This work addresses planar mechanism synthesis by proposing a dual-agent large language model (LLM) framework that enables synergistic reasoning between natural language understanding and symbolic computation. Methodologically, it establishes a language–symbol two-layer closed-loop inference architecture: natural language specifications drive geometric configuration generation, dynamic modeling, and executable simulation code synthesis; symbolic regression, abstract property equation mapping, and feedback-anchor–guided iterative refinement—optimized via inter-layer distance functions—ensure robust convergence. Key contributions include: (1) the first language–symbol joint reasoning paradigm for mechanism synthesis; (2) the release of the MSynth benchmark and end-to-end synthesis validation; (3) empirical identification of LLM scale as a critical threshold for activating symbolic regression insight; and (4) ablation studies confirming the indispensability of each module. The framework demonstrates strong effectiveness and convergence in generating both geometric configurations and dynamic models.
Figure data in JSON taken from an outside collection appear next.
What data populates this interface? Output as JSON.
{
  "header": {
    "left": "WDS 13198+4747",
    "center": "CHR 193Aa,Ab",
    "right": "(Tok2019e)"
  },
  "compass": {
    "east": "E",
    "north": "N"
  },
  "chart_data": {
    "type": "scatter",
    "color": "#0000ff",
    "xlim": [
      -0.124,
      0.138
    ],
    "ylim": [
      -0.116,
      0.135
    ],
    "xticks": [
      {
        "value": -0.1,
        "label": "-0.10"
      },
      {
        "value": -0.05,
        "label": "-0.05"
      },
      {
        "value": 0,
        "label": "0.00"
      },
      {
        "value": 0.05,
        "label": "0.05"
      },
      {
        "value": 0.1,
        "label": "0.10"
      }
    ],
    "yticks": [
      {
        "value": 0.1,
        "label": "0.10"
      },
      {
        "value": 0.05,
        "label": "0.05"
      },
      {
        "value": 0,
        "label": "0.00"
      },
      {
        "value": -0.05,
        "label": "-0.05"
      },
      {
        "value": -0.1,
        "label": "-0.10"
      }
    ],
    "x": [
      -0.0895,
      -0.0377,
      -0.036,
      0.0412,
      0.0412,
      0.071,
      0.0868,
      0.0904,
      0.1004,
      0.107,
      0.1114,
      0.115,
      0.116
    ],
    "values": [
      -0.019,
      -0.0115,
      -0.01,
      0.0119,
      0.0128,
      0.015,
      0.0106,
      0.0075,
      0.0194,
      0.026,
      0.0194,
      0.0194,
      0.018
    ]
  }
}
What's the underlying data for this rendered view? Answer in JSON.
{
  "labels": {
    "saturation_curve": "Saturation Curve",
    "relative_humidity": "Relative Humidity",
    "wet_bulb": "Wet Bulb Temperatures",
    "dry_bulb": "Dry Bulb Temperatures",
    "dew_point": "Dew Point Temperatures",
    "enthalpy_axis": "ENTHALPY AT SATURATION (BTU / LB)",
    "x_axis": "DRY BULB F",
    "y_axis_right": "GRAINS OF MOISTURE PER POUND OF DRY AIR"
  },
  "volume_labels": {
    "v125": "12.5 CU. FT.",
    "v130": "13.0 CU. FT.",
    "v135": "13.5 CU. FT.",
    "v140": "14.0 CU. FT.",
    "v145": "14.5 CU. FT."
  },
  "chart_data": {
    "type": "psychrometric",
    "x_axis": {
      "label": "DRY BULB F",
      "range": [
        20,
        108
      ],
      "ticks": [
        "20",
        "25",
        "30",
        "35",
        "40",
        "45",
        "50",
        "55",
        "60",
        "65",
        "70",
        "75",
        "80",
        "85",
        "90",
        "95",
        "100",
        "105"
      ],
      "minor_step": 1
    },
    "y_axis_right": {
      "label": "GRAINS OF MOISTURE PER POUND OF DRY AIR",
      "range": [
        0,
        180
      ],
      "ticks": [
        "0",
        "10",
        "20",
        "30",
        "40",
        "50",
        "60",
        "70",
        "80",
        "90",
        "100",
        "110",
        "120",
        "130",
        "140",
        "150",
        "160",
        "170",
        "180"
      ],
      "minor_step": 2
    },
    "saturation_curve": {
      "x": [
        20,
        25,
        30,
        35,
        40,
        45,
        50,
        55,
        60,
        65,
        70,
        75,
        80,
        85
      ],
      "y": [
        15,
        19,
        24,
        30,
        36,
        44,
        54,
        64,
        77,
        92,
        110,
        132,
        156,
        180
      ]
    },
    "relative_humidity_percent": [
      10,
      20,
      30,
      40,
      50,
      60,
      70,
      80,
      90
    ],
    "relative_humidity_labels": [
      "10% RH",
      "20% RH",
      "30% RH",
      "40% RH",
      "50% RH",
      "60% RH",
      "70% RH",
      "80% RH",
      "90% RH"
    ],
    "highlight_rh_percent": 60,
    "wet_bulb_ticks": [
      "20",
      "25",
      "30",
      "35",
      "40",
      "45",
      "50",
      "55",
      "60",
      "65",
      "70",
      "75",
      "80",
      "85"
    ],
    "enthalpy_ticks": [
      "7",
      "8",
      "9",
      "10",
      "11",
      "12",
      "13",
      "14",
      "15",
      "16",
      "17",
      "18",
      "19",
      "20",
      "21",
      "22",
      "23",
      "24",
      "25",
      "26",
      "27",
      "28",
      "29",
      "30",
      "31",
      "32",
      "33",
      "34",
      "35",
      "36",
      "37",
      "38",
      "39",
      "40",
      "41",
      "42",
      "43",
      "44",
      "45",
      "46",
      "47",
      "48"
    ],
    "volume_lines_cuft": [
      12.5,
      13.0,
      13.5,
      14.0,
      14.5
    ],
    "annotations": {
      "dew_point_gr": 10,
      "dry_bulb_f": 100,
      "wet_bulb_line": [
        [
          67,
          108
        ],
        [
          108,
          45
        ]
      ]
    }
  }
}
This work presents a dual-agent Large Language Model (LLM)-based reasoning method for mechanism synthesis, capable of reasoning at both linguistic and symbolic levels to generate geometrical and dynamic outcomes. The model consists of a composition of well-defined functions that, starting from a natural language specification, references abstract properties through supporting equations, generates and parametrizes simulation code, and elicits feedback anchor points using symbolic regression and distance functions. This process closes an actionable refinement loop at the linguistic and symbolic layers. The approach is shown to be both effective and convergent in the context of planar mechanisms. Additionally, we introduce MSynth, a novel benchmark for planar mechanism synthesis, and perform a comprehensive analysis of the impact of the model components. We further demonstrate that symbolic regression prompts unlock mechanistic insights only when applied to sufficiently large architectures.